A routine check of the hospital's cooling towers on November 29 tested positive for Legionella bacteria.
Cooling towers at an office building in the Kogarah business area had positive results to Legionella bacteria on December 2.
An investigation examining whether there are any common factors between the two locations is underway.
The cooling towers have since been thoroughly cleaned and decontaminated, Professor Mark Ferson, Director, Public Health Unit, South Eastern Sydney Local Health District said.
No human cases of infection have been linked to the cooling towers and experts advise that the risk of infection to anyone is low.
The cooling towers at the Kogarah office building were also immediately cleaned and decontaminated and Georges River Council was notified.
Public Health Units in local health districts across NSW follow up every case of Legionnaires' disease and work closely with local councils in the management of cooling towers.
Routine testing of cooling towers helps identify contamination early and allows for prompt cleaning and corrective actions.
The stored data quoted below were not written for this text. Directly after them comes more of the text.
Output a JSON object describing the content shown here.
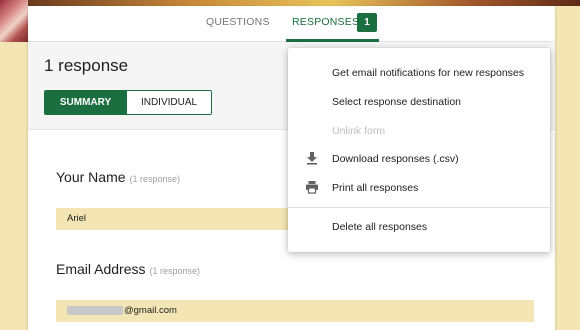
{
  "tabs": [
    {
      "label": "QUESTIONS"
    },
    {
      "label": "RESPONSES",
      "badge": "1"
    }
  ],
  "summary": {
    "title": "1 response",
    "toggle": {
      "summary_label": "SUMMARY",
      "individual_label": "INDIVIDUAL"
    }
  },
  "questions": [
    {
      "label": "Your Name",
      "count": "(1 response)",
      "answer": "Ariel"
    },
    {
      "label": "Email Address",
      "count": "(1 response)",
      "answer_suffix": "@gmail.com"
    }
  ],
  "menu": {
    "items": [
      {
        "label": "Get email notifications for new responses"
      },
      {
        "label": "Select response destination"
      },
      {
        "label": "Unlink form",
        "disabled": true
      },
      {
        "label": "Download responses (.csv)",
        "icon": "download-icon"
      },
      {
        "label": "Print all responses",
        "icon": "print-icon"
      },
      {
        "label": "Delete all responses"
      }
    ]
  },
  "colors": {
    "accent": "#1b6e3f",
    "background": "#f3e6b4"
  }
}
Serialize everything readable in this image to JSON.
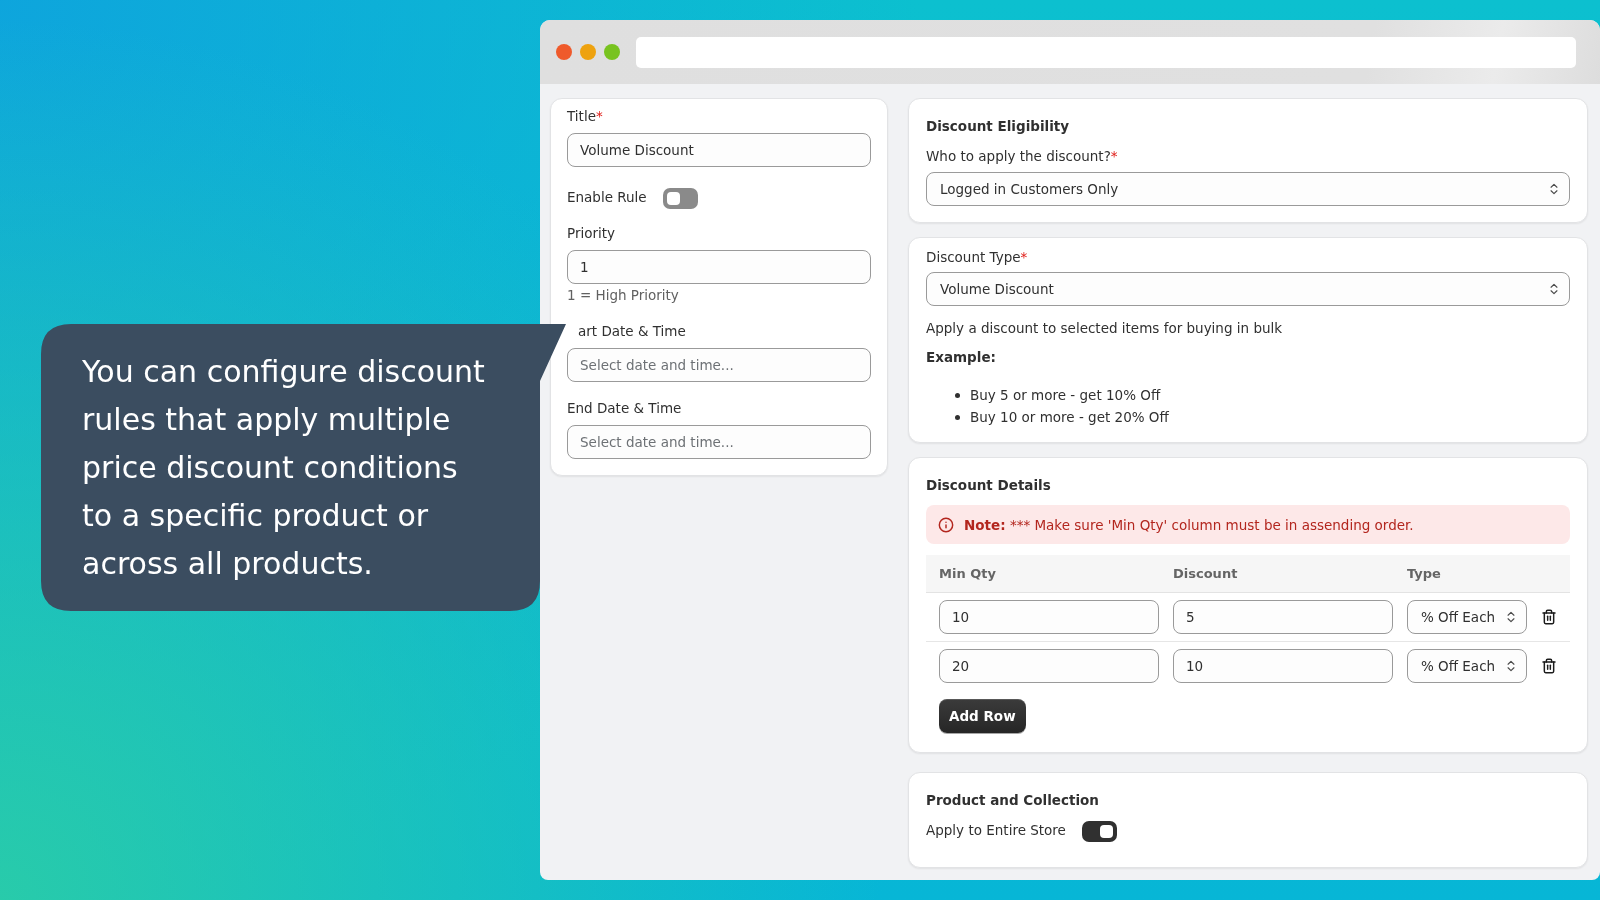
{
  "callout": {
    "text": "You can configure discount rules that apply multiple price discount conditions to a specific product or across all products."
  },
  "rule_form": {
    "fields": [
      {
        "kind": "text",
        "label": "Title",
        "required_mark": "*",
        "value": "Volume Discount"
      },
      {
        "kind": "toggle",
        "label": "Enable Rule",
        "on": false
      },
      {
        "kind": "text",
        "label": "Priority",
        "value": "1",
        "help": "1 = High Priority"
      },
      {
        "kind": "text",
        "label": "art Date & Time",
        "placeholder": "Select date and time..."
      },
      {
        "kind": "text",
        "label": "End Date & Time",
        "placeholder": "Select date and time..."
      }
    ]
  },
  "eligibility": {
    "heading": "Discount Eligibility",
    "label": "Who to apply the discount?",
    "required_mark": "*",
    "value": "Logged in Customers Only"
  },
  "discount_type": {
    "label": "Discount Type",
    "required_mark": "*",
    "value": "Volume Discount",
    "description": "Apply a discount to selected items for buying in bulk",
    "example_heading": "Example:",
    "examples": [
      "Buy 5 or more - get 10% Off",
      "Buy 10 or more - get 20% Off"
    ]
  },
  "discount_details": {
    "heading": "Discount Details",
    "note": {
      "lead": "Note:",
      "text": "*** Make sure 'Min Qty' column must be in assending order."
    },
    "columns": [
      "Min Qty",
      "Discount",
      "Type"
    ],
    "rows": [
      {
        "min_qty": "10",
        "discount": "5",
        "type": "% Off Each"
      },
      {
        "min_qty": "20",
        "discount": "10",
        "type": "% Off Each"
      }
    ],
    "add_row": "Add Row"
  },
  "product_collection": {
    "heading": "Product and Collection",
    "toggle": {
      "label": "Apply to Entire Store",
      "on": true
    }
  }
}
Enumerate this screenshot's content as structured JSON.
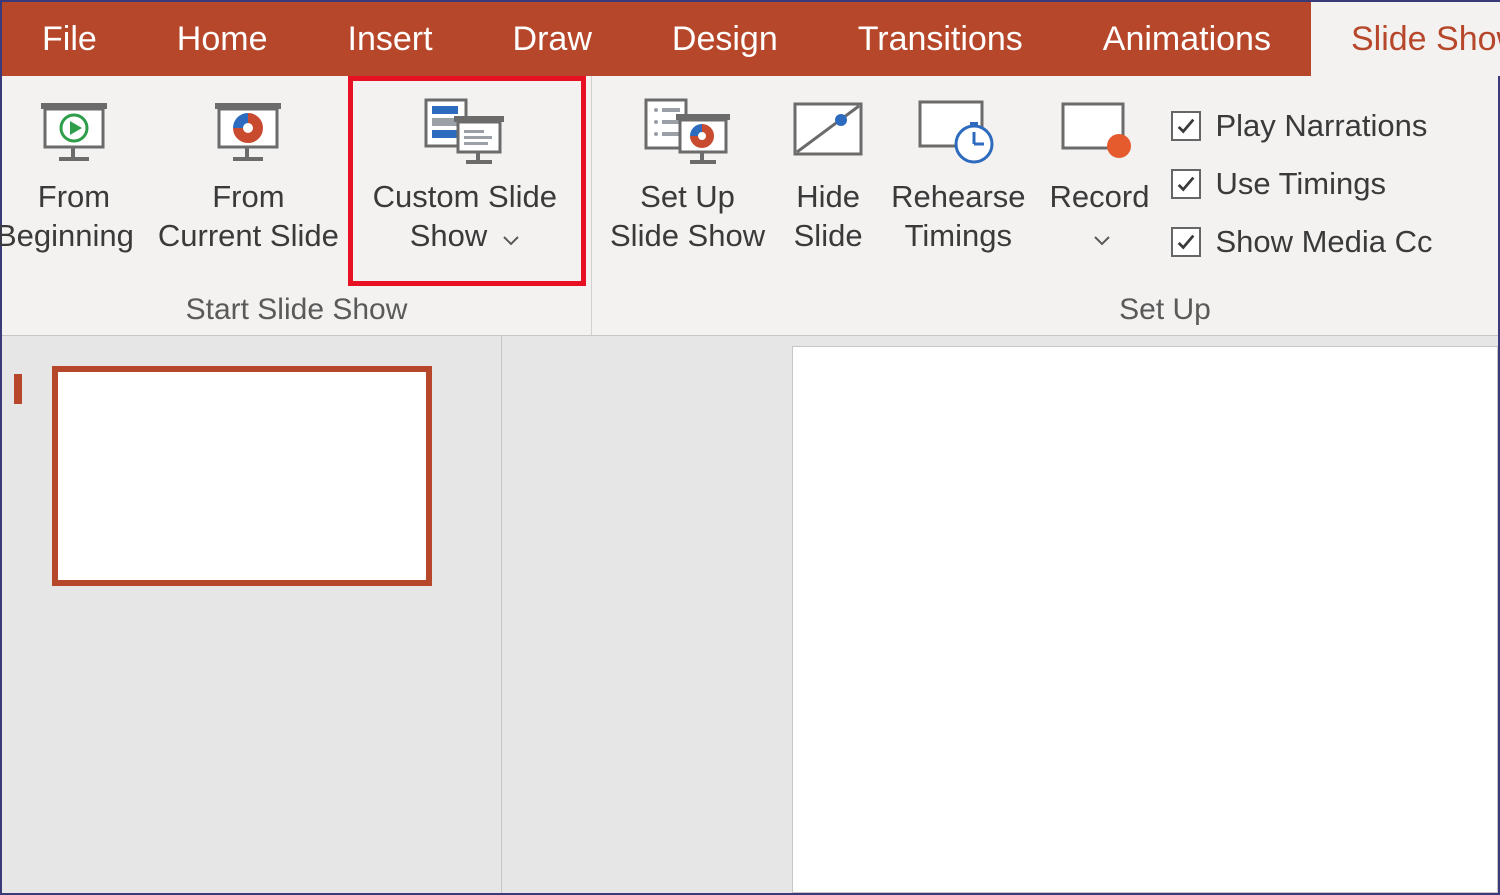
{
  "tabs": {
    "file": "File",
    "home": "Home",
    "insert": "Insert",
    "draw": "Draw",
    "design": "Design",
    "transitions": "Transitions",
    "animations": "Animations",
    "slide_show": "Slide Show"
  },
  "ribbon": {
    "group_start": "Start Slide Show",
    "group_setup": "Set Up",
    "from_beginning": {
      "line1": "From",
      "line2": "Beginning"
    },
    "from_current": {
      "line1": "From",
      "line2": "Current Slide"
    },
    "custom_show": {
      "line1": "Custom Slide",
      "line2": "Show"
    },
    "set_up": {
      "line1": "Set Up",
      "line2": "Slide Show"
    },
    "hide_slide": {
      "line1": "Hide",
      "line2": "Slide"
    },
    "rehearse": {
      "line1": "Rehearse",
      "line2": "Timings"
    },
    "record": {
      "line1": "Record",
      "line2": ""
    },
    "play_narrations": "Play Narrations",
    "use_timings": "Use Timings",
    "show_media": "Show Media Cc"
  }
}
In 2016 a cluster of cases of Legionnaires' disease occurred in Kogarah and three people were treated for legionnaires' disease at St George Hospital.
All three had been in the vicinity of Kogarah shops and businesses.
At the time the public health unit was notified that a cooling tower at the hospital could be the source of the outbreak.
The tower had returned a positive result for legionella after a monthly routine check.
It is believed there are up to nine cooling towers in the area.
Last year, NSW Health strengthened the Public Health Regulation to reduce the community's risk of Legionnaires' disease, requiring building owners to conduct risk assessments and monthly tests on cooling towers and notify high levels of Legionella and other bacteria to local councils.
Legionnaires' disease is an infection of the lungs (pneumonia) caused by legionella bacteria, which are commonly found in bodies of water. It cannot be spread from person to person.
The incubation period between exposure and development of symptoms is two to 10 day from the time of exposure to contaminated water particles in the air and include fever, chills, a cough and shortness of breath and may lead to severe chest infections such as pneumonia.
It is serious infection that may be life-threatening, particularly in the case elderly people.
People who develop this disease are diagnosed by chest X-ray and a urine test and usually require antibiotic treatment in hospital.
Outbreaks of the disease are most frequently linked to contaminated water cooling systems of air conditioning plants in large buildings.